Se non si perseguono le idee radicali, accade che questa giustizia, minuto per minuto, venga erosa e ci si trovi poi ad accettare riforme welfariste, gabbie più grandi, discorsi incentrati sulla salute e sull'ambiente, nella convinzione che serva essere pratici, che si debba cedere o abdicare alla propria radicalità per ottenere qualcosa. Che si debba essere accondiscendenti.
E invece no. Perché se cediamo oggi a parlare in nome degli animali e nei loro esclusivi interessi, quello che lasceremo agli attivisti di domani saranno sole le briciole di un veganismo ormai svuotato di ogni contenuto antispecista di liberazione animale e ridotto a dieta o stile di vita alternativo.

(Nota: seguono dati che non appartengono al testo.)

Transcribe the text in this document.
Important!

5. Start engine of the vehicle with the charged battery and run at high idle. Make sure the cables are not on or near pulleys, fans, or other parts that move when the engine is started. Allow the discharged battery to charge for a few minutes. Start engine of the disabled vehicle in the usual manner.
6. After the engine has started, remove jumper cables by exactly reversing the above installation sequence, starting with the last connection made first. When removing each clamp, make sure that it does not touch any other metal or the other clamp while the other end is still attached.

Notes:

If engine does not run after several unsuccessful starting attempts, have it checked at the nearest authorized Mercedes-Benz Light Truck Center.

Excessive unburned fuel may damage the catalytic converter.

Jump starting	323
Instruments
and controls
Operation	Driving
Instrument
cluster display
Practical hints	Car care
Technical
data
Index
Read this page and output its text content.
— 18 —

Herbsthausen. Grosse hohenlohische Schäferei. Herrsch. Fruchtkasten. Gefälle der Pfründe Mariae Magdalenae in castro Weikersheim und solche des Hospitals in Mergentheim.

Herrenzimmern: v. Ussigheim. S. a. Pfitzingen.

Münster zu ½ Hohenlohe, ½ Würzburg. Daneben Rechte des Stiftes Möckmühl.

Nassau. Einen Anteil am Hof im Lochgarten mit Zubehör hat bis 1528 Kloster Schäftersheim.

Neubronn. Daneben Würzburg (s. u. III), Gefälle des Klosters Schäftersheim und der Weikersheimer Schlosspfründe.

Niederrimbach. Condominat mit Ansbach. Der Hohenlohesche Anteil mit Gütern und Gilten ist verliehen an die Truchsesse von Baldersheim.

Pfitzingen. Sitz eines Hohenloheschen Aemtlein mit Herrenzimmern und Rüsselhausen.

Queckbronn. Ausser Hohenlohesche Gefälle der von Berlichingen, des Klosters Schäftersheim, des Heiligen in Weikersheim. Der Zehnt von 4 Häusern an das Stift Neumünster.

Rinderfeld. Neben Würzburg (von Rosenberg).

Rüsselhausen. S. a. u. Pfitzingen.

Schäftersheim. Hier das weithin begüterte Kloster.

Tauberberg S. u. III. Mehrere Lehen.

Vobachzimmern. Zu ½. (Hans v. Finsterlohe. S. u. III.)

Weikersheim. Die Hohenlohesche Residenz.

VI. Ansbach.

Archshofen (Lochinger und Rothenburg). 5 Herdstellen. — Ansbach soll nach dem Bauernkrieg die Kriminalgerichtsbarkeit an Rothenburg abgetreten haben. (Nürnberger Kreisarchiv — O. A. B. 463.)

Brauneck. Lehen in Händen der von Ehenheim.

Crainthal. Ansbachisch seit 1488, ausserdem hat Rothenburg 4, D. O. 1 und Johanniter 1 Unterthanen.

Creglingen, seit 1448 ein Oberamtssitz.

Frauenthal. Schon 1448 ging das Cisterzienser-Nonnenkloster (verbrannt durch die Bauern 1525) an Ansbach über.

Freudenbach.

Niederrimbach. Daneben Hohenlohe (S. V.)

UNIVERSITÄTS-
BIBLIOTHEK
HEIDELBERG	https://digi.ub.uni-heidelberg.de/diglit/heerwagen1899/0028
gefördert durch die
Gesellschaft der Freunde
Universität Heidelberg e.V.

Sette minuti è un bel film. Ma è bello perché si presta a tante riflessioni ed è un invito al pensare ragionato, al peso delle scelte e delle idee, che non sono mai teorie astratte, ma hanno conseguenze pratiche, sempre. E non riguardano mai soltanto noi, ma la società nel suo complesso.
Gli individui contano, le scelte dei singoli hanno un peso. Il sistema si regge sempre sulle decisioni prese dai singoli nei momenti cruciali e anche in quelli che sembrano meno cruciali. Il percorso per la giustizia è un percorso di idee e azione. Teoria e pratica. Decisioni dei singoli per risultati collettivi.